Something that might have been unbelievable in 2005 happened yesterday. The second largest mortgage company in the U.S., Freddie Mac, reported a net third quarter loss of two billion dollars. Upon the news, the stock tanked 29% — its biggest one- day gain since the company went public 20 years ago!
Along with Fannie Mae, the two mortgage companies have about 40% of the U.S. home mortgage market. And collectively the two have lost forty-one billion dollars in market value so far in 2007. This loss pales in comparison to the $400-billion Deutsche Bank is estimating the fallout from the subprime mess will eventually cost.

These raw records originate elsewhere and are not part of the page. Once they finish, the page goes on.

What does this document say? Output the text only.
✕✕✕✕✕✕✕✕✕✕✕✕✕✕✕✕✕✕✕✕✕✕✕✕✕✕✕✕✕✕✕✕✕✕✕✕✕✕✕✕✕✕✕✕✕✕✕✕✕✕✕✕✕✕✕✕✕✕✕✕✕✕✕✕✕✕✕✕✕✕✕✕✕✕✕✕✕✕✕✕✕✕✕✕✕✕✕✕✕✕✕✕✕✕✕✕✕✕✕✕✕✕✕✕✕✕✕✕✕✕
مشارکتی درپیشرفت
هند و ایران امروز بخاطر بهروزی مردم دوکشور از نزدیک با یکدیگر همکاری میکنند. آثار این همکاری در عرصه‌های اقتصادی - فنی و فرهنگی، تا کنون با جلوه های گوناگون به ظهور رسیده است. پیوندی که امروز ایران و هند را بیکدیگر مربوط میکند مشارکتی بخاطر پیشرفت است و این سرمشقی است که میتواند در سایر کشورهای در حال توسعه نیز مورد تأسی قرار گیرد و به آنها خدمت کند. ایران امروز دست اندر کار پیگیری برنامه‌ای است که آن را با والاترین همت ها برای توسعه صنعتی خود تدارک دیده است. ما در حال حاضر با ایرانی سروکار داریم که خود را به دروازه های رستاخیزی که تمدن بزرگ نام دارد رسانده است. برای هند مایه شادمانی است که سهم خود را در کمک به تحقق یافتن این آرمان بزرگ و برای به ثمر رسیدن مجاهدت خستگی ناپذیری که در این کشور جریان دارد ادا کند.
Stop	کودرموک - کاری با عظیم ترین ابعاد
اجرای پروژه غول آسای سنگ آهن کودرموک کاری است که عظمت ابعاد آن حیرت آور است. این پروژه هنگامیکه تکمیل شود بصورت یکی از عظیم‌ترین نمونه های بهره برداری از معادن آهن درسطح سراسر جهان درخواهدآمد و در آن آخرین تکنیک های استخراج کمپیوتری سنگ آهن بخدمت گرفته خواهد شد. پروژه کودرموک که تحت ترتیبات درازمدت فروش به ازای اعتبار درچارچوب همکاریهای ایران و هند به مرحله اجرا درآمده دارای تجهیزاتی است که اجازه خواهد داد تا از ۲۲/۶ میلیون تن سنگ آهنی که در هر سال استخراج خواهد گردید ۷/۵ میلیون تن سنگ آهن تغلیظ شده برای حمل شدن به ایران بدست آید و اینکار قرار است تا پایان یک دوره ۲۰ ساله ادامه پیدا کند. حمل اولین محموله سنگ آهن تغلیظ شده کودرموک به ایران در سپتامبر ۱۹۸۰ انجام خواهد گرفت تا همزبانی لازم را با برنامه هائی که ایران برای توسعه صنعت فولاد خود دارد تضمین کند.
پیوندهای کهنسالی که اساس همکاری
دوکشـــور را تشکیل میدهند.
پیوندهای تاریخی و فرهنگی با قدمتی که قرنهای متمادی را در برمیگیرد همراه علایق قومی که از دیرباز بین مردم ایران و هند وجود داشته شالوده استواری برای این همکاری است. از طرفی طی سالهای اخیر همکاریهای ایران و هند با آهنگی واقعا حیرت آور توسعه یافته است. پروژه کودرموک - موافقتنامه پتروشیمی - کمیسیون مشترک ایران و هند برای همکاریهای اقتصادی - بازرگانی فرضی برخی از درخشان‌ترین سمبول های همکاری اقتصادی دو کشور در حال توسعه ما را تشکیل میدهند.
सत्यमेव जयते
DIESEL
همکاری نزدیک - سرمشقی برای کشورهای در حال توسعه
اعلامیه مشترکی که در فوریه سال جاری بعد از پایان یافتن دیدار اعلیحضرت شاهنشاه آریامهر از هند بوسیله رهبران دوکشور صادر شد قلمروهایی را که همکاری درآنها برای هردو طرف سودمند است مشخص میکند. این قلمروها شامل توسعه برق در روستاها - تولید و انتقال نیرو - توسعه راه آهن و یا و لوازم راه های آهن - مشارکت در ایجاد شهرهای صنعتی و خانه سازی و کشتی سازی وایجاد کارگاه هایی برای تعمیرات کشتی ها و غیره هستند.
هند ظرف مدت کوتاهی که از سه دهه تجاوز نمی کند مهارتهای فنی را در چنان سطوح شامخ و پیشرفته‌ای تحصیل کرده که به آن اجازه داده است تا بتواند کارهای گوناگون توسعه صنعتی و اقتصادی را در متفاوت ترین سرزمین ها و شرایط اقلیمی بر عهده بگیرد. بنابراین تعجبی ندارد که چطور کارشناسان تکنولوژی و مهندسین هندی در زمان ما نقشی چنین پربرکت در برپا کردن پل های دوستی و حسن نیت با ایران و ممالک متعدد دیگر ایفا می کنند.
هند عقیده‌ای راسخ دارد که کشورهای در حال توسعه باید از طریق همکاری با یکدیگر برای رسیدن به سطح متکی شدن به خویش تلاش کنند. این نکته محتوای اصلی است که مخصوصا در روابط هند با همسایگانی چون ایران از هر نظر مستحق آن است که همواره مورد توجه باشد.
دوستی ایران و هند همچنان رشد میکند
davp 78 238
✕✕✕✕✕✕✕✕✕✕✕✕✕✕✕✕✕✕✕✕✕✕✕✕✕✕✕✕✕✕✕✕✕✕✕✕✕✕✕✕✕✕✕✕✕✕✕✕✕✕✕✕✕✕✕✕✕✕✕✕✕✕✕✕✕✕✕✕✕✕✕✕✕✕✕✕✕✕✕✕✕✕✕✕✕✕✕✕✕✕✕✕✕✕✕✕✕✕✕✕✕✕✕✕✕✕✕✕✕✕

Back in 2005, I was writing about how the real estate bust would be bigger than the boom. As a real estate man, I’ve never seen a prosperous boom that was followed by a hurtful bust. (I’d like to see where all those analysts are today who said the bust would not be that bad. They are either hiding under a pillow or broke.)
Early in 2007, I forecast that, for the first time since the Great Depression, the median price of a home in the U.S. would fall this year. Maybe the CEO of Wells Fargo reads my column — last week he came out and said the housing rut is the worst since the Great Depression. The CEO of Fannie Mae is more pessimistic, as he sees house prices falling four percent in 2008. (They should get together with one of the Toll brothers to talk about the good old times of selling consumers homes they really couldn’t afford.)
The bottom line is simple: I predict more than one major financial institution and builder will fail because of the severity of the housing market. Freddie Mac is already below its capital requirement and needs to raise money fast.
As for the stock market, it continues along its merry way oblivious to what is happening to homebuyers’ wealth. In 1927, the real estate market crashed and the stock market, even back then, carried along its merry way for two more years until it eventually crashed. History has a way of repeating itself.